Wednesday, December 19, 2007
There seems to be a lil' confusion about my last post, I wanted to clear some things up. When I post with the title: "How It All Began" I am going back two years ago to when my cousin died and that's when I feel all my depression began. (At some point, I'll put that on the front page, I can see how it would be confusing.)
As for the Prozac stuff, thank you for all your concern. The best book I ever read about anti-depressants was called "Prozac Backlash." It's from a Harvard doctor who in essence says anti-depressants are good, but only for short amounts of time and ONLY COMBINED with therapy, which I firmly believe. (Why just dull the pain but never get in out of your system?)
Which brings me to my next point, yeah, I broke up with my therapist but I still want to be in therapy. I'M A COMPLICATED GIRL, Y'ALL. I've been through some stuff. Why I broke up with her is I felt the lack of being challenged anymore and she would never PUSH ME to talk about my cousin's death even though week after week, I CAME IN THERE LOOKING LIKE A BIG SAD, FATTIE who obviously was deeply sad and troubled.
So I decided to challenge myself. What if I wrote about that time? What if I exorcised those demons on my own? What if I stopped keeping everything on the inside? What if I stopped pretending it didn't happen? What if I pushed myself to do new things out of my comfort zone? What if I SAID YES TO EVERYTHING instead of NO? What if I got out of BED?
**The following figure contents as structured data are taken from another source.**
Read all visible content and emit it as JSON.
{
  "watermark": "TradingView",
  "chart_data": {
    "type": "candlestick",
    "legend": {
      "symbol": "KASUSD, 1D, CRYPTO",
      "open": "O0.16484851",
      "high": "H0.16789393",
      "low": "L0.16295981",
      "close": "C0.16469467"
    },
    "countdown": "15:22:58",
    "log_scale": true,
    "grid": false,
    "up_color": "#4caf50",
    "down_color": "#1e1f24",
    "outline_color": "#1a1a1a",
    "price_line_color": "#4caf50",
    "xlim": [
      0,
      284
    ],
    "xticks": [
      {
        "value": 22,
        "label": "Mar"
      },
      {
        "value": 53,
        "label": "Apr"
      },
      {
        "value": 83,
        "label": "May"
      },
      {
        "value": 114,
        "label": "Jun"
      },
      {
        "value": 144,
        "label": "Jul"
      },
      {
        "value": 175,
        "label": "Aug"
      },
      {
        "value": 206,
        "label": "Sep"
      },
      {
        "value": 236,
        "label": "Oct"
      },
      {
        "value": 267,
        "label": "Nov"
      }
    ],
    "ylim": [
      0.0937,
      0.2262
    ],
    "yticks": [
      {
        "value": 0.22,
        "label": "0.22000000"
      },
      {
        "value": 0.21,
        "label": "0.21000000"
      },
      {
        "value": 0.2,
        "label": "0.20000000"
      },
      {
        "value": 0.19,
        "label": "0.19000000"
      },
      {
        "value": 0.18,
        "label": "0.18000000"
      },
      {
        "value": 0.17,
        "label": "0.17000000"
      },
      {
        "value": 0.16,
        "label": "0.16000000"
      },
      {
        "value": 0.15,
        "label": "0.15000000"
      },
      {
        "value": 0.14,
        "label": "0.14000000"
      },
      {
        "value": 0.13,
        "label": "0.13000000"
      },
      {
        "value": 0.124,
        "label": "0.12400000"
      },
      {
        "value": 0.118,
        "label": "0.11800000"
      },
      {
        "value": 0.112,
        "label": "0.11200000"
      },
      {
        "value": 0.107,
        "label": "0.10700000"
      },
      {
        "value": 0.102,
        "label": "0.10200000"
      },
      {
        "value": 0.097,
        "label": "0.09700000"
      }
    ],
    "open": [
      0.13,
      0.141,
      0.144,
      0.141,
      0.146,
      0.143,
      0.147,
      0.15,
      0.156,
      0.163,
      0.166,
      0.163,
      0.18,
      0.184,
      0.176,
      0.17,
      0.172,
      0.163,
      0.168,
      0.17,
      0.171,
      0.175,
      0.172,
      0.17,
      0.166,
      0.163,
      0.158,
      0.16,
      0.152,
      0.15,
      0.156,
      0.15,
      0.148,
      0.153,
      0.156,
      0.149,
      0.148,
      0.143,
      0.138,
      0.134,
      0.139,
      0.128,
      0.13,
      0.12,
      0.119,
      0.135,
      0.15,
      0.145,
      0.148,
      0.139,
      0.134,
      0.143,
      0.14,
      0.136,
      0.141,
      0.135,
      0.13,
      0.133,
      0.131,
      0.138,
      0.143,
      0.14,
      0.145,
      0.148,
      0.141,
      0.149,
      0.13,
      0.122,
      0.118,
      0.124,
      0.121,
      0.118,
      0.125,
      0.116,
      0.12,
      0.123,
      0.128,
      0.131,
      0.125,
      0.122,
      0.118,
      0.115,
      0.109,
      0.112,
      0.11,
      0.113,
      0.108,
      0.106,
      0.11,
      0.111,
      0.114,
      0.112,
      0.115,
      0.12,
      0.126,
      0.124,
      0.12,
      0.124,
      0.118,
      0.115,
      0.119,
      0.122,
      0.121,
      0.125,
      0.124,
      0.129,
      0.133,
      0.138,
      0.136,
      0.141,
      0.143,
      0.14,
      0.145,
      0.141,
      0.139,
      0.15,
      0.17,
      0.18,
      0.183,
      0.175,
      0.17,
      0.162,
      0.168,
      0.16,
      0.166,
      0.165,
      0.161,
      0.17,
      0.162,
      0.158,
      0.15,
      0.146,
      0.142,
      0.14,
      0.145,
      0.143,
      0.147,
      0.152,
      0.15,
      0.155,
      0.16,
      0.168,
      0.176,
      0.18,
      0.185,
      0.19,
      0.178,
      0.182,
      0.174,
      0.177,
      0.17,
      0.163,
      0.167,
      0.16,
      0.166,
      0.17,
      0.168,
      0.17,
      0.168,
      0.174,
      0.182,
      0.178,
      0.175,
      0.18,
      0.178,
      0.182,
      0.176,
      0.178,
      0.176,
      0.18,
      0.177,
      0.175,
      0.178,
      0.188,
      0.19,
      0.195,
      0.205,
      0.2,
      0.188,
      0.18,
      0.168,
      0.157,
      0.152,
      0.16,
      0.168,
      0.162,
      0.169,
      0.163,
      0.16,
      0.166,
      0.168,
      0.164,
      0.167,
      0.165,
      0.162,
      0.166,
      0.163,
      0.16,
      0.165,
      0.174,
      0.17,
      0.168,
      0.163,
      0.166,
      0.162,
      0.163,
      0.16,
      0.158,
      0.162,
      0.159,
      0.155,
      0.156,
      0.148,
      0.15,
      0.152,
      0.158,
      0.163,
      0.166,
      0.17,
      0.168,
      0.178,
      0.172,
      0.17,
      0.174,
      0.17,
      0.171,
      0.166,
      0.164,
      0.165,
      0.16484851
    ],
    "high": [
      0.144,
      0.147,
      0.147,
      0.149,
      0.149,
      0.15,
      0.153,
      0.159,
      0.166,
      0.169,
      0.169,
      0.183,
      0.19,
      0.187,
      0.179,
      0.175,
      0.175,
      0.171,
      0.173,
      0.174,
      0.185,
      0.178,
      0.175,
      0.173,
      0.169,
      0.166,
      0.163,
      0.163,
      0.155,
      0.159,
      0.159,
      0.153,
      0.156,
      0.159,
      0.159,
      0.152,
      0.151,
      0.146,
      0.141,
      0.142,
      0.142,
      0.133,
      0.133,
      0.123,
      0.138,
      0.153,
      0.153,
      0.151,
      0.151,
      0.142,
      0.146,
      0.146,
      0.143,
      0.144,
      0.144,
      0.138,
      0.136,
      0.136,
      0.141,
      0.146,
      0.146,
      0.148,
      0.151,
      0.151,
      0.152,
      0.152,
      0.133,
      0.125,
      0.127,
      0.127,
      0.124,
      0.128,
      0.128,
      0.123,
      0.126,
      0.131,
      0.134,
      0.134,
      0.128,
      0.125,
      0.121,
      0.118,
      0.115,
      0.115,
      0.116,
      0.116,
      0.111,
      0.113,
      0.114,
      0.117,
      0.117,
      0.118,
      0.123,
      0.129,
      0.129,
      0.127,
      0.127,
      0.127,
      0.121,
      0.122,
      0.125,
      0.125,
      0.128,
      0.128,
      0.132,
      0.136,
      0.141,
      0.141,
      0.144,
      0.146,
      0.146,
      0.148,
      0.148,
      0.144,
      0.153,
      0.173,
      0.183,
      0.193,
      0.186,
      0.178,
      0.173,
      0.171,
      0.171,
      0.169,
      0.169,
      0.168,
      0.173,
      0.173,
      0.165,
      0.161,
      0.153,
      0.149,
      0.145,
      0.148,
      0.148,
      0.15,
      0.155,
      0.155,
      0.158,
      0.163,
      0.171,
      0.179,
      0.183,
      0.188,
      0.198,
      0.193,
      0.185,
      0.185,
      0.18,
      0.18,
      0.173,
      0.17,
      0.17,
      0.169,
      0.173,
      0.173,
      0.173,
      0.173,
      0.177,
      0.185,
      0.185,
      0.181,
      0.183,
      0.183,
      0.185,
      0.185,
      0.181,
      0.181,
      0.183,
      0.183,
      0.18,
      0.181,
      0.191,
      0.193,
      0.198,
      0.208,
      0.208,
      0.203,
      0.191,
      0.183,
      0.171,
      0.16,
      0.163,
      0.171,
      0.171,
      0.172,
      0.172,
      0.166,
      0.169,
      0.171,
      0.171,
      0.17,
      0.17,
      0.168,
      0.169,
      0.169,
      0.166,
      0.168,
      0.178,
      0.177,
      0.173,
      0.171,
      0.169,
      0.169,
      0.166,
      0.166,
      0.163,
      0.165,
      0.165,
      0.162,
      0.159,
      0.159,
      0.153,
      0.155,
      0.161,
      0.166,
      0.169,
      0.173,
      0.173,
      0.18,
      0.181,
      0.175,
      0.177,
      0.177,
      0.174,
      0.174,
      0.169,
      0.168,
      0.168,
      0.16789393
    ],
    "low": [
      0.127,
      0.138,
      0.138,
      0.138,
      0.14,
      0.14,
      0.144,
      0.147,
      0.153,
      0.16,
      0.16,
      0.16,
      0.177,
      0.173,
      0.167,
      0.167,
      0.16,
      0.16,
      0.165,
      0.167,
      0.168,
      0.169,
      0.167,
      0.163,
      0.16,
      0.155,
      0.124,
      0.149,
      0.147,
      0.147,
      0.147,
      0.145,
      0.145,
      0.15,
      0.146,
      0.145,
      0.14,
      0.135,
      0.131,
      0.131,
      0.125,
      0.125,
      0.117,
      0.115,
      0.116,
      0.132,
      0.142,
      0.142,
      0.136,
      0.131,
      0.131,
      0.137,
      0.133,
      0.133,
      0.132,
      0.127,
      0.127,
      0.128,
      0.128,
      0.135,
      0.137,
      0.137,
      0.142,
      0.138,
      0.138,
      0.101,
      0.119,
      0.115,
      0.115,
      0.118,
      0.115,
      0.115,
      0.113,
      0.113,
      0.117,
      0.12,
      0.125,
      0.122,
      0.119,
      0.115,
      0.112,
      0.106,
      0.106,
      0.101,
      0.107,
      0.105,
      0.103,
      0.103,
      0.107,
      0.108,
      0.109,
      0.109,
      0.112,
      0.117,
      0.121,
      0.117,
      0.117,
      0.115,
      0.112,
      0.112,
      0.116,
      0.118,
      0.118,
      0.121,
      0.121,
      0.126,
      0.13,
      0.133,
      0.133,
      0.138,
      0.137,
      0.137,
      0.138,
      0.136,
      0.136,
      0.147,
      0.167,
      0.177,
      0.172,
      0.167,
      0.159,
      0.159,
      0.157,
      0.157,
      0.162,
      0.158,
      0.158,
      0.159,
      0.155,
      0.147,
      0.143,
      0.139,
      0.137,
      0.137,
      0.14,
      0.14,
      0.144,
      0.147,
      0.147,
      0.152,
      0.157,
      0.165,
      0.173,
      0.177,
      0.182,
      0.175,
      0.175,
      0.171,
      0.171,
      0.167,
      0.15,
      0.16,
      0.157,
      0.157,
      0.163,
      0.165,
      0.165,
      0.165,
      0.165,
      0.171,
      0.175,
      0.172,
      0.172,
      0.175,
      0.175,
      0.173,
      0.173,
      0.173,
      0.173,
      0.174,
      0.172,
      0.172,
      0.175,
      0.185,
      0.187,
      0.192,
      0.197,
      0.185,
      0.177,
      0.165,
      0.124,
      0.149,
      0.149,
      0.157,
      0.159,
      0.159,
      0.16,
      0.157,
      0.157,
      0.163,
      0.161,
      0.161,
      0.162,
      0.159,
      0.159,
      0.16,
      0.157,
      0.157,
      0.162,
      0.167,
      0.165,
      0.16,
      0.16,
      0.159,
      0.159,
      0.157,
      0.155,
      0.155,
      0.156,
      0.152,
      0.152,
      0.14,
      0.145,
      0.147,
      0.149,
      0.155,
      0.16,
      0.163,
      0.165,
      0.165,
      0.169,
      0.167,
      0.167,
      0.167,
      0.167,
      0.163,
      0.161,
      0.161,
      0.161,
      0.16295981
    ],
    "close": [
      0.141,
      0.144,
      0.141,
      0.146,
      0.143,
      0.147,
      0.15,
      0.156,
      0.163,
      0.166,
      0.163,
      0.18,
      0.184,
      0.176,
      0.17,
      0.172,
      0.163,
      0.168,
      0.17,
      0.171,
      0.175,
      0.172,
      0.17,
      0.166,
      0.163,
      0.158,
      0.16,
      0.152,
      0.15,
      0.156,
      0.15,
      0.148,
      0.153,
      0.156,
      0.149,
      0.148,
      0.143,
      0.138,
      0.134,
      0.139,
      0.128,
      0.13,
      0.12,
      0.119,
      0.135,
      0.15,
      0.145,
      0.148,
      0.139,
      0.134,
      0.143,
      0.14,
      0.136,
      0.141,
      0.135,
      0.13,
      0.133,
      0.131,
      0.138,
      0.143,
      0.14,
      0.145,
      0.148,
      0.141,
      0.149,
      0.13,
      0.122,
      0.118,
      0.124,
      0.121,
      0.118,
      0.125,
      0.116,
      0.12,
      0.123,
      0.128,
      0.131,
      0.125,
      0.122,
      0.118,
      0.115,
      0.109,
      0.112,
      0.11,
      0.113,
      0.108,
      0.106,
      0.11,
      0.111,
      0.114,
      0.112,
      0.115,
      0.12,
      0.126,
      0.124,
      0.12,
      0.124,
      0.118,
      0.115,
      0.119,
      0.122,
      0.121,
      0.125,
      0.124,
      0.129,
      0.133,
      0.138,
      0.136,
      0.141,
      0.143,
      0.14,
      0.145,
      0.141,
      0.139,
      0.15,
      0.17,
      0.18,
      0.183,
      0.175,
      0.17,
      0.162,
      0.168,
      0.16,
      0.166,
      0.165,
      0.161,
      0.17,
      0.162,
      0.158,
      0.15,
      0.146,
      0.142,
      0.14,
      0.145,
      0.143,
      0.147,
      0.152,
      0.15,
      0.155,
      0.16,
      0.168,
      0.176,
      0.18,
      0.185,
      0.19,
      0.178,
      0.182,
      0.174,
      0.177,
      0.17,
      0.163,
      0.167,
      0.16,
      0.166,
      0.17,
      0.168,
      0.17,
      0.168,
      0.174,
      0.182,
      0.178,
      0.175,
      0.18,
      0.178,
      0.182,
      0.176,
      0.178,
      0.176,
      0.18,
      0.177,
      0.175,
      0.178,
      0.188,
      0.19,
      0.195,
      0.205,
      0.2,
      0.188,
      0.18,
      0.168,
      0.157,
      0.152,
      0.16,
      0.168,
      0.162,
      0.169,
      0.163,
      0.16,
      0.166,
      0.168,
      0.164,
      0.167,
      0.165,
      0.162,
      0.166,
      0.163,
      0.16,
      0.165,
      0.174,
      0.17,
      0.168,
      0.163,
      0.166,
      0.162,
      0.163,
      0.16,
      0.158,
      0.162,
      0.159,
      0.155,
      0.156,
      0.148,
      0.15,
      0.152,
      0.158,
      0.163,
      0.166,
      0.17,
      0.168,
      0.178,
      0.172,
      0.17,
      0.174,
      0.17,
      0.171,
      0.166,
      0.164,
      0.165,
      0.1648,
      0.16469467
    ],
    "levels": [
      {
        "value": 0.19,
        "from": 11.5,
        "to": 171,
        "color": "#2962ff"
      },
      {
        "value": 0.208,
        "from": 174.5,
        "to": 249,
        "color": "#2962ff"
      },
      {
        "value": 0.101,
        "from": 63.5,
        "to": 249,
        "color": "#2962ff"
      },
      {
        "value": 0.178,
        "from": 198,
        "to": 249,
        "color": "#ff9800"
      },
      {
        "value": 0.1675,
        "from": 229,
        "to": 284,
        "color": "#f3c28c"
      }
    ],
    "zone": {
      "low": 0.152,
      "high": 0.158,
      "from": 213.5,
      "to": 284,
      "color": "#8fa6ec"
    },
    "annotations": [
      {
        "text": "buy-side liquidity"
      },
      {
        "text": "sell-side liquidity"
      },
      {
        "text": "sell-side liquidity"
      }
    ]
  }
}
It seems to be working, though when my insurance benefits kick back in, on January 1, I hope I will find someone new to help me with the journey.
Other things you might want to know, sometimes I feel bad if I blog about sad stuff so I will then blog about something ridiculous. Sometimes I am blogging without pants. Sometimes I blog from the library and there is a man on the next computer wearing no pants.